My first attempt at sponge cake was pretty good but in need of some tweaking. The coffee flavour really didn't come through and I could taste the egg, despite assurances from everyone else that it was perfectly fine. This time I tweaked the recipe a bit to include some of the other ingredients I've seen online. The result was much better, a bit sweeter without being cloying, and still with the light texture you want from a sponge cake.

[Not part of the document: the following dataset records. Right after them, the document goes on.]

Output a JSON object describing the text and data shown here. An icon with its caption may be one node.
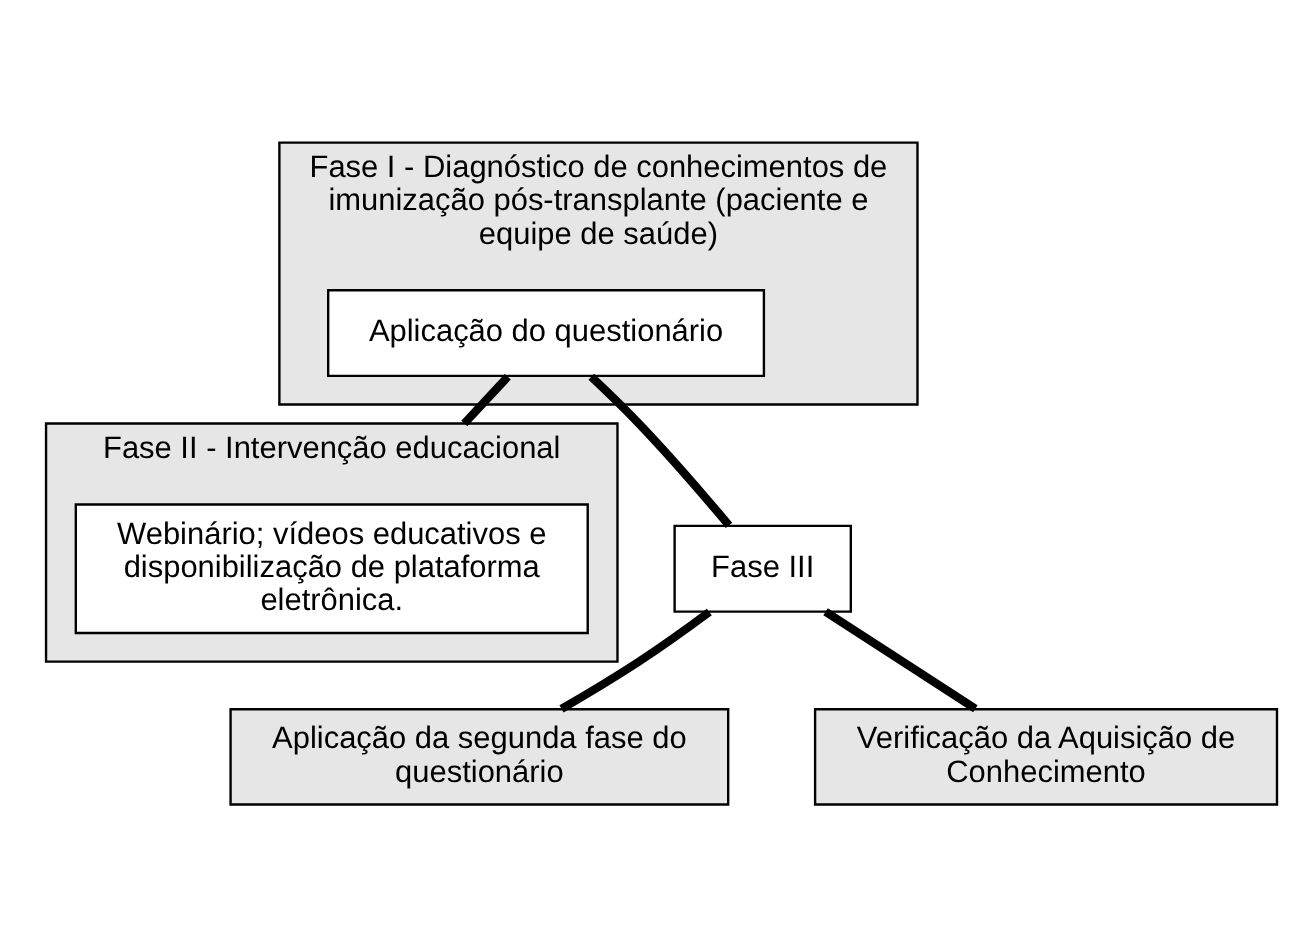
{
  "diagram": {
    "nodes": [
      {
        "text": [
          "Fase I - Diagnóstico de conhecimentos de imunização pós-transplante (paciente e equipe de saúde)"
        ]
      },
      {
        "text": [
          "Aplicação do questionário"
        ],
        "in": 0
      },
      {
        "text": [
          "Fase II - Intervenção educacional"
        ]
      },
      {
        "text": [
          "Webinário; vídeos educativos e disponibilização de plataforma eletrônica."
        ],
        "in": 2
      },
      {
        "text": [
          "Fase III"
        ]
      },
      {
        "text": [
          "Aplicação da segunda fase do questionário"
        ]
      },
      {
        "text": [
          "Verificação da Aquisição de Conhecimento"
        ]
      }
    ],
    "edges": [
      {
        "from": 1,
        "to": 2,
        "arrow": "none"
      },
      {
        "from": 1,
        "to": 4,
        "arrow": "none"
      },
      {
        "from": 4,
        "to": 5,
        "arrow": "none"
      },
      {
        "from": 4,
        "to": 6,
        "arrow": "none"
      }
    ]
  }
}
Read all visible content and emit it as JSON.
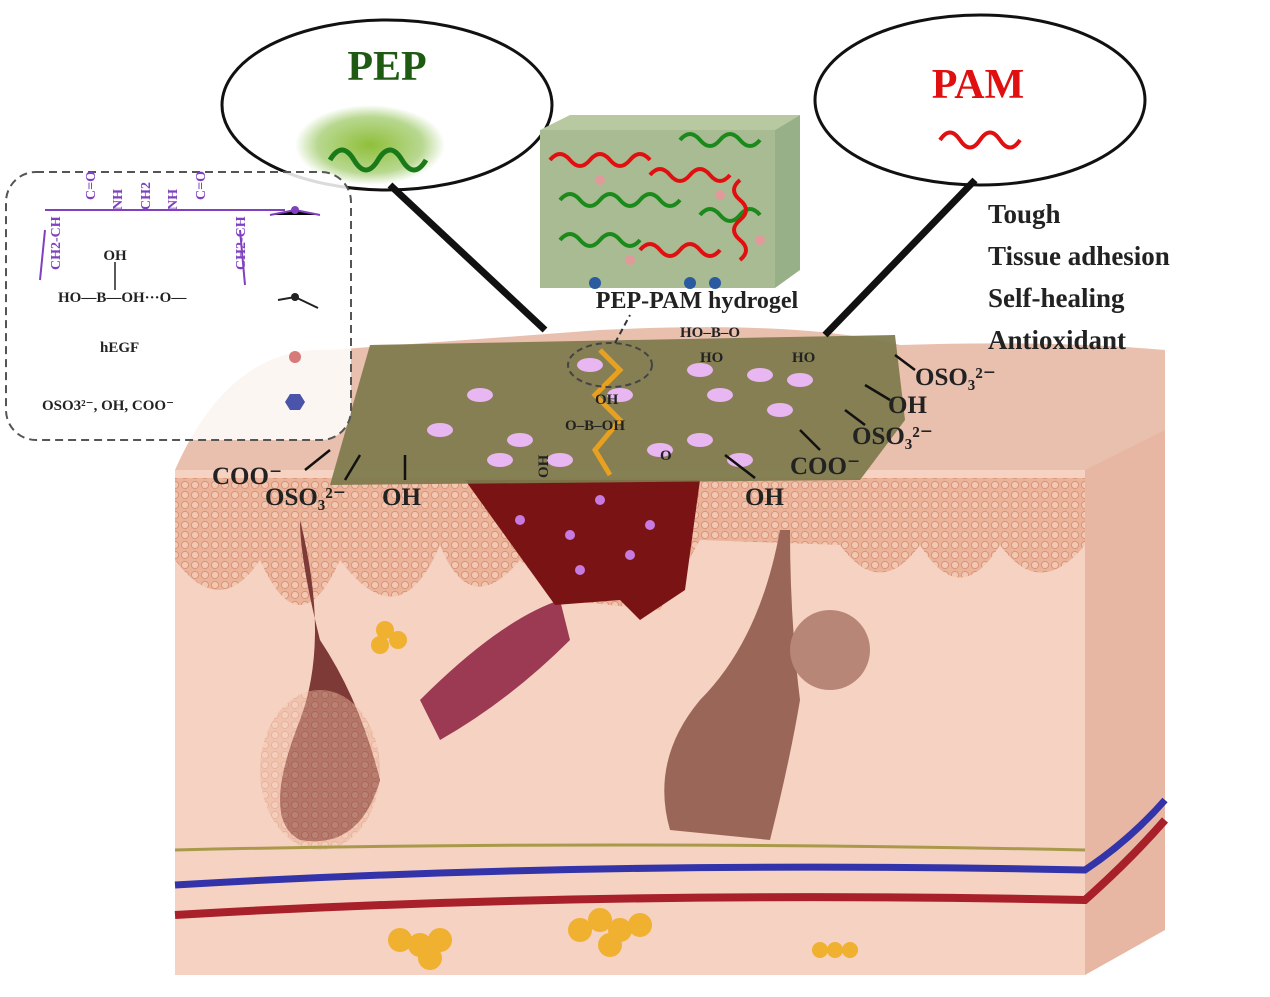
{
  "bubbles": {
    "pep": {
      "label": "PEP",
      "color": "#1e5a12"
    },
    "pam": {
      "label": "PAM",
      "color": "#e01010"
    }
  },
  "hydrogel_label": "PEP-PAM hydrogel",
  "properties": [
    "Tough",
    "Tissue adhesion",
    "Self-healing",
    "Antioxidant"
  ],
  "legend": {
    "chain_groups": [
      "CH2-CH",
      "C=O",
      "NH",
      "CH2",
      "NH",
      "C=O",
      "CH2-CH"
    ],
    "borate": {
      "oh": "OH",
      "line": "HO—B—OH···O—"
    },
    "hegf": "hEGF",
    "groups": "OSO3²⁻, OH, COO⁻"
  },
  "hydrogel_chem": {
    "top_borate": "HO–B–O",
    "top_ho_left": "HO",
    "top_ho_right": "HO",
    "center_oh": "OH",
    "center_borate": "O–B–OH",
    "center_oh_vertical": "OH",
    "center_o": "O"
  },
  "surface_groups": {
    "left": [
      "COO⁻",
      "OSO₃²⁻",
      "OH"
    ],
    "right": [
      "OSO₃²⁻",
      "OH",
      "OSO₃²⁻",
      "COO⁻",
      "OH"
    ]
  },
  "colors": {
    "skin_top": "#e9bfae",
    "dermis": "#f6d2c3",
    "epidermis": "#e8a98c",
    "hydrogel": "#7d7a4c",
    "wound": "#7a1414",
    "hegf": "#e8b6f0"
  }
}
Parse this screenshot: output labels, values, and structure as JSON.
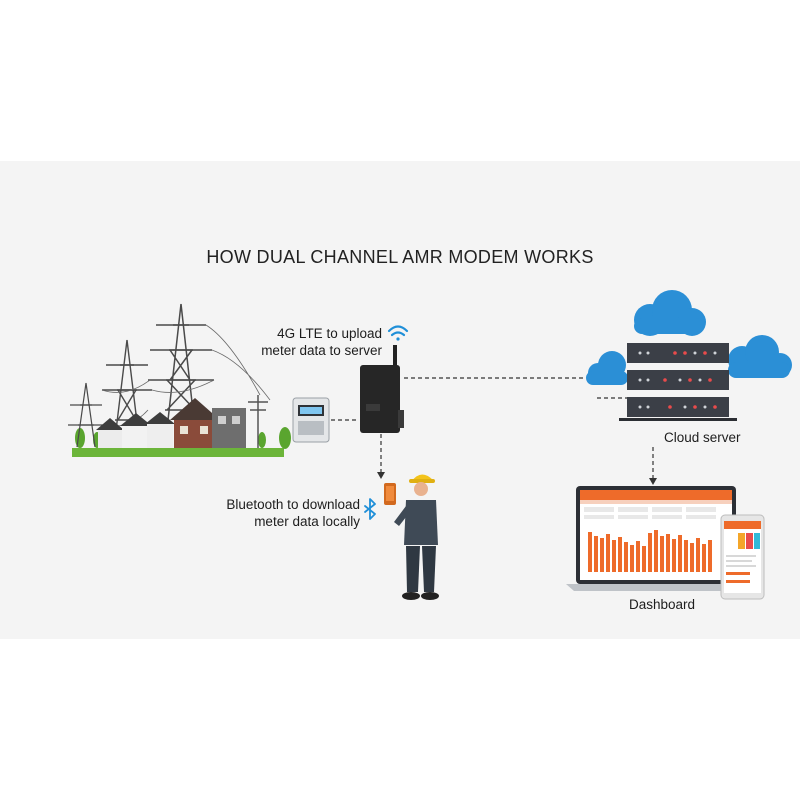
{
  "title": "HOW DUAL CHANNEL AMR MODEM WORKS",
  "labels": {
    "lte_line1": "4G LTE to upload",
    "lte_line2": "meter data to server",
    "bt_line1": "Bluetooth to download",
    "bt_line2": "meter data locally",
    "cloud": "Cloud server",
    "dashboard": "Dashboard"
  },
  "icons": [
    "transmission-tower-icon",
    "house-icon",
    "electric-meter-icon",
    "modem-icon",
    "wifi-icon",
    "bluetooth-icon",
    "engineer-icon",
    "smartphone-icon",
    "cloud-icon",
    "server-icon",
    "laptop-icon"
  ],
  "colors": {
    "accent_blue": "#1f8fd8",
    "server_dark": "#3b3f47",
    "dashboard_orange": "#ee6b2a",
    "grass": "#6cb53a",
    "panel_bg": "#f4f4f4"
  }
}
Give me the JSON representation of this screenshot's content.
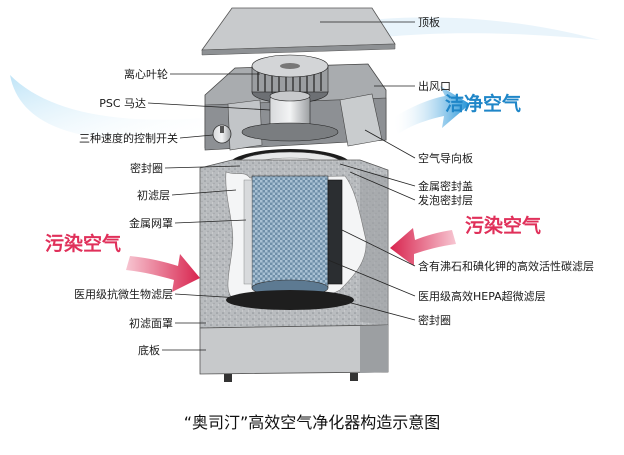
{
  "caption": "“奥司汀”高效空气净化器构造示意图",
  "labels_right": {
    "top_plate": "顶板",
    "air_outlet": "出风口",
    "air_guide": "空气导向板",
    "metal_cover": "金属密封盖",
    "foam_layer": "发泡密封层",
    "carbon_layer": "含有沸石和碘化钾的高效活性碳滤层",
    "hepa_layer": "医用级高效HEPA超微滤层",
    "seal_ring_bottom": "密封圈"
  },
  "labels_left": {
    "impeller": "离心叶轮",
    "motor": "PSC 马达",
    "speed_switch": "三种速度的控制开关",
    "seal_ring": "密封圈",
    "pre_filter": "初滤层",
    "metal_mesh": "金属网罩",
    "antimicrobial_layer": "医用级抗微生物滤层",
    "pre_filter_cover": "初滤面罩",
    "base_plate": "底板"
  },
  "callouts": {
    "clean_air": "洁净空气",
    "polluted_air_left": "污染空气",
    "polluted_air_right": "污染空气"
  },
  "colors": {
    "clean_air": "#1f86c8",
    "polluted_air": "#e0305a",
    "arrow_blue": "#3aa0dc",
    "arrow_red": "#d8244e"
  }
}
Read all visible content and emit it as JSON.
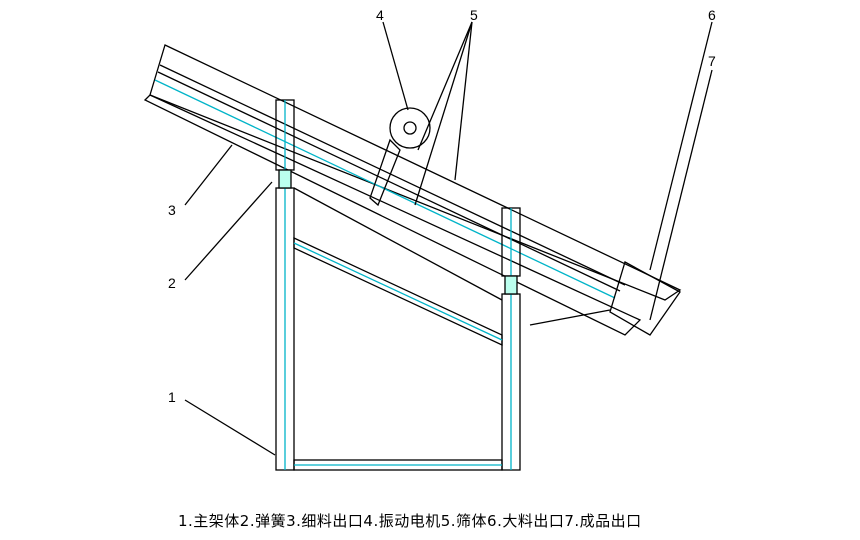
{
  "diagram": {
    "labels": [
      "1",
      "2",
      "3",
      "4",
      "5",
      "6",
      "7"
    ],
    "caption": "1.主架体2.弹簧3.细料出口4.振动电机5.筛体6.大料出口7.成品出口",
    "colors": {
      "line": "#000000",
      "accent": "#00b4c8"
    }
  }
}
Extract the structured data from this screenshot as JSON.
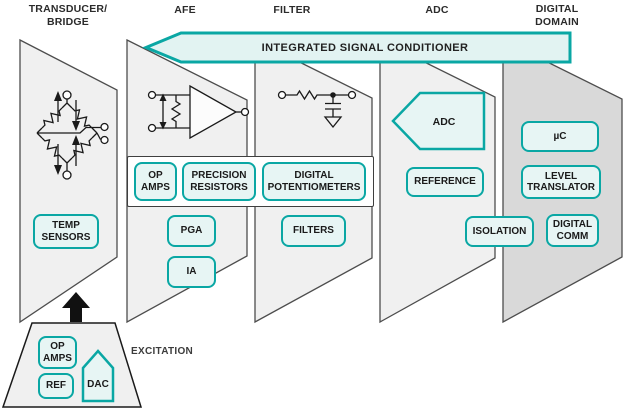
{
  "banner": {
    "label": "INTEGRATED SIGNAL CONDITIONER"
  },
  "panels": [
    {
      "label": "TRANSDUCER/\nBRIDGE"
    },
    {
      "label": "AFE"
    },
    {
      "label": "FILTER"
    },
    {
      "label": "ADC"
    },
    {
      "label": "DIGITAL\nDOMAIN"
    }
  ],
  "blocks": {
    "temp_sensors": "TEMP\nSENSORS",
    "op_amps": "OP\nAMPS",
    "precision_resistors": "PRECISION\nRESISTORS",
    "digital_potentiometers": "DIGITAL\nPOTENTIOMETERS",
    "pga": "PGA",
    "ia": "IA",
    "filters": "FILTERS",
    "adc": "ADC",
    "reference": "REFERENCE",
    "isolation": "ISOLATION",
    "microcontroller": "µC",
    "level_translator": "LEVEL\nTRANSLATOR",
    "digital_comm": "DIGITAL\nCOMM"
  },
  "excitation": {
    "label": "EXCITATION",
    "op_amps": "OP\nAMPS",
    "ref": "REF",
    "dac": "DAC"
  },
  "icons": {
    "bridge": "wheatstone-bridge-schematic",
    "amplifier": "instrumentation-amplifier-schematic",
    "rc_filter": "rc-lowpass-filter-schematic",
    "excitation_arrow": "up-arrow"
  },
  "colors": {
    "teal": "#0aa7a4",
    "block_fill": "#e7f5f4",
    "banner_fill": "#e2f3f2",
    "panel_fill": "#f0f0f0",
    "digital_panel_fill": "#d9d9d9",
    "panel_stroke": "#4d4d4d",
    "text": "#1a1a1a"
  }
}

As it was a birthday cake, I decorated it with butter cream frosting and sprinkles on the side, butter cream frosting between the layers, and fondant icing on top. I think it would be much nicer with fresh whipped cream and strawberries, or perhaps a passionfruit glaze and whipped cream. I'll be making the basic recipe again and trying it out with loads of variations as it's really pretty easy when you've got a good mixer.

Vanilla sponge

4 eggs, separated
pinch of salt
3/4 cup of castor sugar
1 tspn vanilla essence
1 cup wheaten cornflour
1 tspn cream of tartar
1 tbspn custard powder
1/2 tspn bicarb soda

Method

Preheat the oven to 175 Celsius. Grease and flour two 20 cm sandwich pans. Beat the egg whites with the salt until soft peaks form. Gradually add the sugar and continue beating until the sugar has dissolved and the whites are stiff. Fold in the yolks and vanilla, being careful not to lose volume from the whites. Sift the remaining dry ingredients at least three times. Gently fold through the egg mixture. Divide batter into prepared pans and bake 20 - 25 minutes until sides have shrunk from the edges of the pans.